Code associated to this post: https://github.com/opsabarsec/Cleaning-and-EDA-Australian-COVID-19-data-
Australia 2020: the first COVID-19 wave just hit the country. Knowing where the virus is spreading faster, identifying clusters etc. are extremely important information to tackle pandemic. But such information is not so straightforward to obtain.
There are a few challenges :
- data may not be ‘‘clean’’ : who records testing results has loads of work, since testing structures have to be built from scratch as fast as possible. It is normal that the data will contain duplicates and misspellings.
- visualization needs to be clear even to a non-scientific public, this will also help to understand and apply precautions, distancing etc.
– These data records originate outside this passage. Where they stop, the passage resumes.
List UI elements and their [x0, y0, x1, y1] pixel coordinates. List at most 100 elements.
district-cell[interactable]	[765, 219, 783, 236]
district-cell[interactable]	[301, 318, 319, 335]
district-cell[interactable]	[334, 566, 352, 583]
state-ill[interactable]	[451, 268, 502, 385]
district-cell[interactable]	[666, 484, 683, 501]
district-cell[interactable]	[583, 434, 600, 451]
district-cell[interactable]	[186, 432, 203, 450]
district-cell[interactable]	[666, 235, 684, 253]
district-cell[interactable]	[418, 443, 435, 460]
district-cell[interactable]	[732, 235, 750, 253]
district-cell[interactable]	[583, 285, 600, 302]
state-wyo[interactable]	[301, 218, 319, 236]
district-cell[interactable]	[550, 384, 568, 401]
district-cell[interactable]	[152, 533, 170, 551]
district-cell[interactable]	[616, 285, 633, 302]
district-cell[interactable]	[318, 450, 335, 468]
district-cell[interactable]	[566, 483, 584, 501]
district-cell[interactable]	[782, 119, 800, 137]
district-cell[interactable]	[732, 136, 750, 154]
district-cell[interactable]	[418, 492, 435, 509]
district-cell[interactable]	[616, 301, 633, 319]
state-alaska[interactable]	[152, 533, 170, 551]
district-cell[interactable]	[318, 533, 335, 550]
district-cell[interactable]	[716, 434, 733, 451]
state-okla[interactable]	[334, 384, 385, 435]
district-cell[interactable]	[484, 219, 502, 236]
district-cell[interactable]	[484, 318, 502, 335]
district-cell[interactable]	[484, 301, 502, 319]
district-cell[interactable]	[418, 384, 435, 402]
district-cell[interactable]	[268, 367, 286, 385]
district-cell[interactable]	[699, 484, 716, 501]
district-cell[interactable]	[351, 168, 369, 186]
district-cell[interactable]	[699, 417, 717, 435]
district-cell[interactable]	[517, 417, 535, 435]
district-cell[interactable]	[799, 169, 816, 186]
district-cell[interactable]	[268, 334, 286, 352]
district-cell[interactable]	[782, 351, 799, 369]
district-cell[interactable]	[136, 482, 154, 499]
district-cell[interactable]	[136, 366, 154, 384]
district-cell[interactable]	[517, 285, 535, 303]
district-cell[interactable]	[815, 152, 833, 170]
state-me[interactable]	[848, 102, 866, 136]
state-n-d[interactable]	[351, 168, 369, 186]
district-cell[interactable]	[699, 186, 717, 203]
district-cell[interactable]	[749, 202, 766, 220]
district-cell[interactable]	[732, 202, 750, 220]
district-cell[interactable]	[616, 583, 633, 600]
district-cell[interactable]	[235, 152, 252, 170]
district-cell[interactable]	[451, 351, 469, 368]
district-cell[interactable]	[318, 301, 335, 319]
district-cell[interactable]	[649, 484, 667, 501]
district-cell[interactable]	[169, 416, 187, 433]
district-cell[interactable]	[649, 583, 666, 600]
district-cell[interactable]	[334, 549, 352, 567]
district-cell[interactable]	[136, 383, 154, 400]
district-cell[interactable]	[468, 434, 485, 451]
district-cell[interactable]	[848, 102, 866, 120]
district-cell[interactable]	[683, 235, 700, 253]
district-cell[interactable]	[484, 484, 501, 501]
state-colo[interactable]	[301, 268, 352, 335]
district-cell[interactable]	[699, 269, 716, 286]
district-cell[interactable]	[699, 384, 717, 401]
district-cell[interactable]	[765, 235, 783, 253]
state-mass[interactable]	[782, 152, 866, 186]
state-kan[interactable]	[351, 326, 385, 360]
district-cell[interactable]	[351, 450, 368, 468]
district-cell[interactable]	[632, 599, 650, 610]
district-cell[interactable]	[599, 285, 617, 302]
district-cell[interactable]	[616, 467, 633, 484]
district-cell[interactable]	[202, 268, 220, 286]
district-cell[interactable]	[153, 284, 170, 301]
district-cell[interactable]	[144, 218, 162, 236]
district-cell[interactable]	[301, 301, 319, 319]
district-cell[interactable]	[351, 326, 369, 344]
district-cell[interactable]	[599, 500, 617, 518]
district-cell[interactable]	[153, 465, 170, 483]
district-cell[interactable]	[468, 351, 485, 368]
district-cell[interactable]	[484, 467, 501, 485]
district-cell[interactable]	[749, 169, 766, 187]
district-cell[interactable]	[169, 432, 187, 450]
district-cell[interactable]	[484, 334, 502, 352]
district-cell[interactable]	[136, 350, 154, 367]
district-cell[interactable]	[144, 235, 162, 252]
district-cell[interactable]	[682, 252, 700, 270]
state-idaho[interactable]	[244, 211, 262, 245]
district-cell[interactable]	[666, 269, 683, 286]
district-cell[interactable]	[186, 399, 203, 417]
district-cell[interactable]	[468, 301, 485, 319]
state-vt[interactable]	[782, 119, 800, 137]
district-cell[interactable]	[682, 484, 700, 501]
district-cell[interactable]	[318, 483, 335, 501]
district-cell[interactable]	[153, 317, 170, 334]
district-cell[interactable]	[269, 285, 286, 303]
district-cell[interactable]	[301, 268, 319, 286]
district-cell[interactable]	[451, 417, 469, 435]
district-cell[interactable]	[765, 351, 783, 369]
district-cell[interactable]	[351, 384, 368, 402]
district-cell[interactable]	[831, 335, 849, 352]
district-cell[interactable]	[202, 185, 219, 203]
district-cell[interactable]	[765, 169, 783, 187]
- graphs need to be daily updated.
1. Data cleaning
Deduplication as mentioned earlier is not straightforward. We cannot just apply the Python “dedupe” library to a test or patient ID. This would not include duplicates made by misspellings as in the example below (table 1)
This requires grouping fields with similarity criteria. One solution is to use a dedicated software to process data prior and feed them later to a Python script that will extract the relevant information. An open source software for this task is OpenRefine. But in this case I decided to add this process directly in the pipeline using the library “fuzzywuzzy” using the following code.
tested_containing_dupes = df1[feature_to_deduplicate] deduped_feature_tested = fuzzywuzzy.process.dedupe(tested_containing_dupes) df1_deduped = df1.loc[df1[feature_to_deduplicate].isin(deduped_feature_tested)]
This package uses as criterium the Levenshtein distance: the amount of duplicates removed with this method was as high as 31.25% of the data.
After deduplication, outliers and unreasonable values (say, negative age or 120 years old patients) need also to be detected. Values can be then replaced by a value obtained birthdate if the latter is reasonable.
To obtain clean geographical information, when the state name was misspelled the correct value was obtained with some feature engineering, using the postcodes.
2. The Chloropleth maps
A choropleth map is a map of a geographic area, in which different regions are represented by a color or pattern based on an aggregated attribute of that particular subregion (Australian states in this case). Choropleth maps are one of the most effective methods to visualize geographic data. In Python they can be obtained using the “folium” library.
But to apply it to a specific part of the world such as Australia, a shapefile is needed. Shapefiles are data structures that contain information about different geographic regions. They contain the geometric representation of the regions, which we will need to map them. Besides, the shapefiles optionally contain some additional metadata like name of regions. These can be found for several countries, normally in GitHub repositories and imported using the following code
from urllib.request import urlopen
with urlopen('https://raw.githubusercontent.com/rowanhogan/australian-states/master/states.geojson') as response:
state_geo = json.load(response)# Read the geojson data with Australia's state borders from github
Combining this with the clean data a self-explanatory map can be finally obtained.
A small detail is that this will be saved as html page. But a png or jpg image can be obtained from it using the following code so that it can be displayed also in GitHub.
import Imagemap_data = m._to_png(5)
mappa = Image.open(io.BytesIO(map_data))
image3 = Image.open("images/cloropleth.png")
- A cleaning pipeline was created by de-duplicating entries using phone number in a first pass, then a dedicated Python library, “fuzzywuzzy”.
- Chloropleth maps could be obtained and embedded into the code using the library “folium”. These can display efficiently the Covid-19 spreading.